И вот из разных кварталов города, в которых жили мусульмане, вышли колонны, предводительствуемые белорубашечниками, вооруженными кинжалами и связками цепей. Белорубашечники почти сразу же стали в фанатической истерии плакать и наносить себе раны кинжалами.
Окровавленные одежды подогревали их исступленность, и они еще больше усердствовали, чтобы показать свое мужество окружающим. В идущих за ними колоннах слышались подбадривающие вопли приверженцев шиитской ветви ислама: «Али — незапятнанный!

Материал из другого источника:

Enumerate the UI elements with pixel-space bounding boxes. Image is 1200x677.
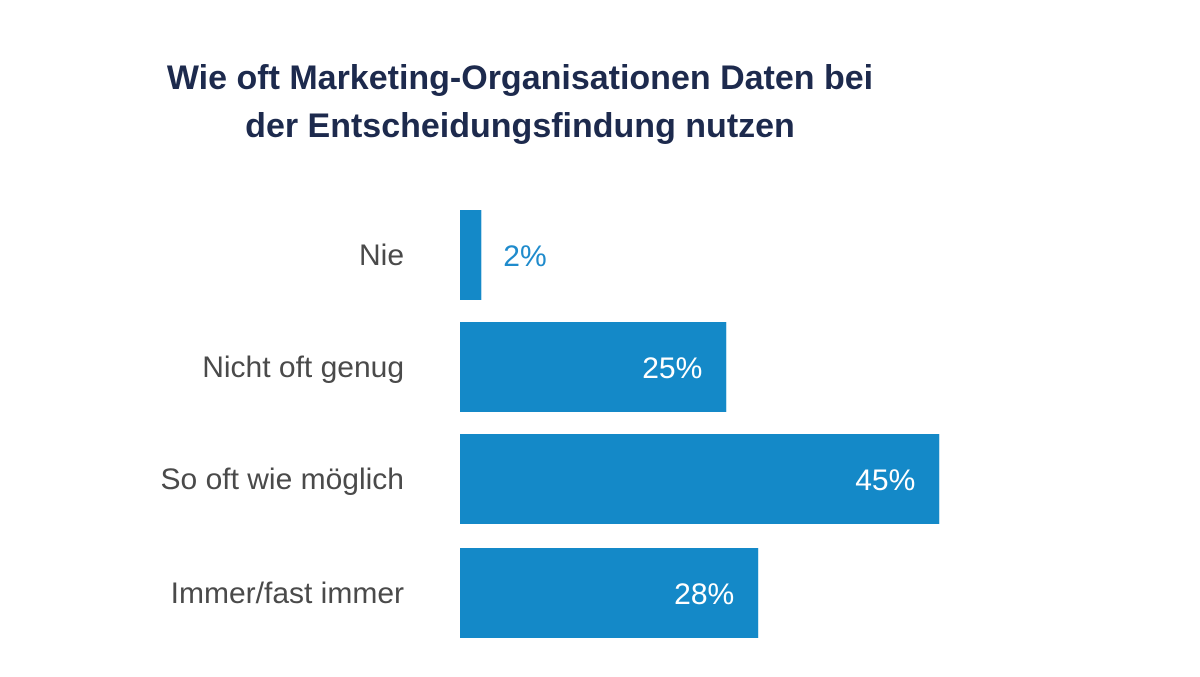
- category-label: Nie: [359, 239, 404, 272]
- bar: [460, 210, 482, 300]
- value-label: 28%: [674, 578, 734, 611]
- value-label: 45%: [855, 464, 915, 497]
- value-label: 2%: [503, 240, 546, 273]
- bar: [460, 322, 727, 412]
- bars-group: Nie 2% Nicht oft genug 25% So oft wie möglic…: [161, 210, 940, 638]
- bar: [460, 434, 940, 524]
- category-label: Immer/fast immer: [171, 577, 404, 610]
- chart-title-line-2: der Entscheidungsfindung nutzen: [245, 107, 795, 145]
- bar: [460, 548, 759, 638]
- chart-title-line-1: Wie oft Marketing-Organisationen Daten b…: [166, 59, 874, 97]
- value-label: 25%: [642, 352, 702, 385]
- category-label: So oft wie möglich: [161, 463, 404, 496]
- chart-title: Wie oft Marketing-Organisationen Daten b…: [80, 54, 960, 150]
- category-label: Nicht oft genug: [202, 351, 404, 384]
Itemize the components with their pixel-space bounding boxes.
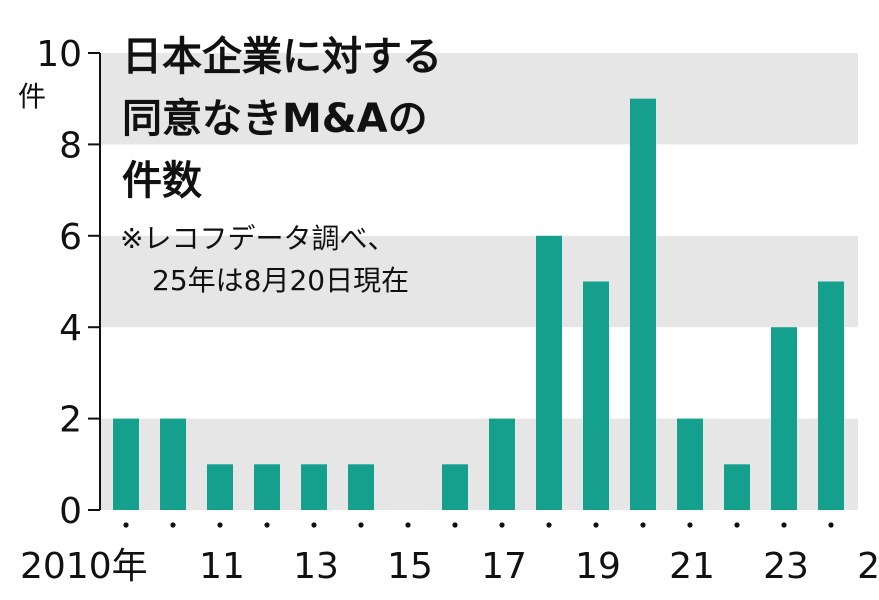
bar-2017 xyxy=(442,464,468,510)
bar-2013 xyxy=(254,464,280,510)
x-tick-dot-2020 xyxy=(593,522,599,528)
note-line-2: 25年は8月20日現在 xyxy=(152,264,409,297)
y-tick-label-2: 2 xyxy=(59,400,82,441)
bar-2019 xyxy=(536,235,562,511)
x-tick-label-19: 19 xyxy=(575,546,621,587)
grid-bands xyxy=(100,53,858,510)
x-tick-dot-2019 xyxy=(546,522,552,528)
x-tick-label-23: 23 xyxy=(763,546,809,587)
x-tick-dot-2017 xyxy=(452,522,458,528)
bar-2011 xyxy=(160,418,186,510)
x-tick-dot-2011 xyxy=(170,522,176,528)
source-note: ※レコフデータ調べ、 25年は8月20日現在 xyxy=(120,222,409,297)
x-tick-label-2010年: 2010年 xyxy=(20,546,148,587)
title-line-2: 同意なきM&Aの xyxy=(122,96,428,142)
x-tick-dot-2018 xyxy=(499,522,505,528)
y-tick-label-6: 6 xyxy=(59,217,82,258)
x-tick-labels: 2010年 11 13 15 17 19 21 23 25 xyxy=(20,546,879,587)
x-tick-dot-2022 xyxy=(687,522,693,528)
grid-band-2 xyxy=(100,53,858,145)
bar-2023 xyxy=(724,464,750,510)
bar-2010 xyxy=(113,418,139,510)
x-tick-label-17: 17 xyxy=(481,546,527,587)
y-tick-label-0: 0 xyxy=(59,491,82,532)
bar-2020 xyxy=(583,281,609,510)
x-tick-dot-2021 xyxy=(640,522,646,528)
y-unit-label: 件 xyxy=(18,80,46,113)
grid-band-1 xyxy=(100,235,858,328)
x-tick-dot-2010 xyxy=(123,522,129,528)
bar-2022 xyxy=(677,418,703,510)
x-tick-label-21: 21 xyxy=(669,546,715,587)
bar-2018 xyxy=(489,418,515,510)
bar-2025 xyxy=(818,281,844,510)
bar-2014 xyxy=(301,464,327,510)
x-tick-dot-2023 xyxy=(734,522,740,528)
x-tick-dot-2013 xyxy=(264,522,270,528)
chart-title: 日本企業に対する 同意なきM&Aの 件数 xyxy=(122,34,442,204)
bar-2024 xyxy=(771,327,797,510)
x-tick-dot-2016 xyxy=(405,522,411,528)
x-tick-dot-2012 xyxy=(217,522,223,528)
axis xyxy=(88,52,834,528)
x-tick-label-11: 11 xyxy=(199,546,245,587)
x-tick-dot-2025 xyxy=(828,522,834,528)
x-tick-label-15: 15 xyxy=(387,546,433,587)
bar-2012 xyxy=(207,464,233,510)
y-tick-label-8: 8 xyxy=(59,125,82,166)
note-line-1: ※レコフデータ調べ、 xyxy=(120,222,395,255)
y-tick-label-4: 4 xyxy=(59,308,82,349)
title-line-3: 件数 xyxy=(122,158,202,204)
bar-2021 xyxy=(630,98,656,510)
y-tick-label-10: 10 xyxy=(36,34,82,75)
y-tick-labels: 0 2 4 6 8 10 xyxy=(36,34,82,532)
x-tick-dot-2024 xyxy=(781,522,787,528)
bar-2015 xyxy=(348,464,374,510)
x-tick-label-25: 25 xyxy=(857,546,879,587)
x-tick-label-13: 13 xyxy=(293,546,339,587)
title-line-1: 日本企業に対する xyxy=(122,34,442,80)
x-tick-dot-2014 xyxy=(311,522,317,528)
bars xyxy=(113,98,844,511)
x-tick-dot-2015 xyxy=(358,522,364,528)
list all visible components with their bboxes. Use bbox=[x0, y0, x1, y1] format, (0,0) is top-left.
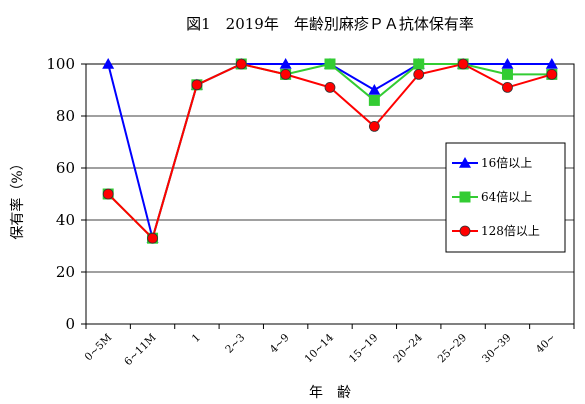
data-point bbox=[413, 69, 425, 80]
y-axis-ticks: 0 20 40 60 80 100 bbox=[46, 55, 86, 333]
data-point bbox=[368, 94, 380, 106]
x-tick-label: 6~11M bbox=[122, 331, 159, 368]
legend: 16倍以上 64倍以上 128倍以上 bbox=[445, 142, 566, 253]
data-point bbox=[102, 188, 114, 200]
data-point bbox=[235, 58, 247, 70]
data-point bbox=[457, 58, 469, 70]
x-tick-label: 0~5M bbox=[83, 331, 115, 363]
chart-title: 図1 2019年 年齢別麻疹ＰＡ抗体保有率 bbox=[186, 15, 474, 33]
legend-label: 16倍以上 bbox=[481, 155, 532, 170]
x-tick-label: 10~14 bbox=[303, 331, 337, 365]
legend-label: 128倍以上 bbox=[481, 223, 540, 238]
y-axis-label: 保有率（%） bbox=[9, 156, 26, 239]
legend-item: 128倍以上 bbox=[452, 223, 540, 238]
data-point bbox=[368, 121, 380, 132]
y-tick-label: 80 bbox=[56, 107, 75, 125]
data-point bbox=[368, 84, 381, 95]
data-point bbox=[324, 58, 336, 70]
x-axis-label: 年 齢 bbox=[309, 385, 351, 401]
x-axis-ticks: 0~5M 6~11M 1 2~3 4~9 10~14 15~19 20~24 25~29 30~3… bbox=[83, 324, 575, 368]
data-point bbox=[502, 82, 513, 93]
x-tick-label: 25~29 bbox=[436, 332, 470, 366]
x-tick-label: 4~9 bbox=[268, 332, 292, 356]
data-point bbox=[279, 58, 292, 69]
data-point bbox=[501, 68, 513, 80]
x-tick-label: 2~3 bbox=[223, 332, 247, 356]
x-tick-label: 20~24 bbox=[391, 331, 425, 365]
y-tick-label: 60 bbox=[56, 159, 75, 177]
data-point bbox=[546, 69, 558, 80]
y-tick-label: 20 bbox=[56, 263, 75, 281]
data-point bbox=[545, 58, 558, 69]
data-point bbox=[413, 58, 425, 70]
legend-marker bbox=[459, 157, 471, 168]
legend-marker bbox=[459, 225, 471, 237]
legend-item: 64倍以上 bbox=[452, 189, 532, 204]
legend-item: 16倍以上 bbox=[452, 155, 532, 170]
x-tick-label: 1 bbox=[190, 332, 203, 345]
y-tick-label: 40 bbox=[56, 211, 75, 229]
x-tick-label: 40~ bbox=[534, 332, 558, 356]
series-3 bbox=[102, 58, 558, 244]
data-point bbox=[501, 58, 514, 69]
series-layer bbox=[102, 58, 558, 244]
data-point bbox=[191, 79, 203, 91]
x-tick-label: 15~19 bbox=[347, 332, 381, 366]
x-tick-label: 30~39 bbox=[480, 332, 514, 366]
y-tick-label: 100 bbox=[46, 55, 75, 73]
data-point bbox=[324, 82, 336, 93]
data-point bbox=[147, 232, 158, 244]
legend-label: 64倍以上 bbox=[481, 189, 532, 204]
data-point bbox=[102, 58, 115, 69]
legend-marker bbox=[459, 191, 471, 203]
data-point bbox=[280, 69, 292, 80]
y-tick-label: 0 bbox=[65, 315, 75, 333]
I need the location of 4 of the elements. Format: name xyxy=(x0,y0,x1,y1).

Али — чистый! Али — лев!»
Сколько самозабвенной уверенности было на лицах истязающих себя людей!.. Верилось, что так было на самом деле в те далекие времена.
Прибывали все новые и новые отряды из кварталов Гуйлуг, Мамси, Гаджиюсифли, Кочарли и Нового квартала.
Зрители тесно прижались к домам, чтобы не мешать шествию. Специальные люди раздавали приготовленный из отпущенного властью сахара шербет.
Каждый, кто подносил стакан с шербетом ко рту, произносил традиционное: «Здоровья имаму! Проклятье Езиду!»
Молодые люди в белых рубахах, высоко подняв свои окровавленные головы, с неистовством кричали: «Вай Гасан! Вай Гусейн!» — и потрясали кинжалами.
Те, кто шли в колоннах, тоже ухитрялись получить у разносчиков шербета стакан-другой и тут же выпивали.
Было много желающих полакомиться прохладным и сладким (а главное, бесплатным) напитком. Старались заполучить стакан то у одного, то у другого разносчика.
В непосредственной близости от мечети были воздвигнуты шатры, в которых «томились» пойманные суннитами шииты, которым была уготована «скорая смерть».
Слышны крики и плач несчастных женщин; только дети, участвующие в мистерии и не понимающие смысла происходящего, смеялись, вызывая окрики и негодование взрослых.
Сторонники Езида отличались тем, что голова и шея у них были повязаны, красными платками, символизирующими пролитую ими кровь. Те, кто олицетворял собой мучеников-шиитов, по-настоящему колотили себя цепями по спине. Причем, размахнувшись, они могли ударить и стоявшего рядом человека, не вызывая его нареканий.
Окровавленные тела, кровоточащие раны, разбитые головы, губы, руки и ноги — все это делалось в память имама, которого более тысячи лет назад одержимые фанатизмом люди убили в песчаной аравийской пустыне.
И все эти люди искренно желали искупить своей кровью страдания погибших единоверцев.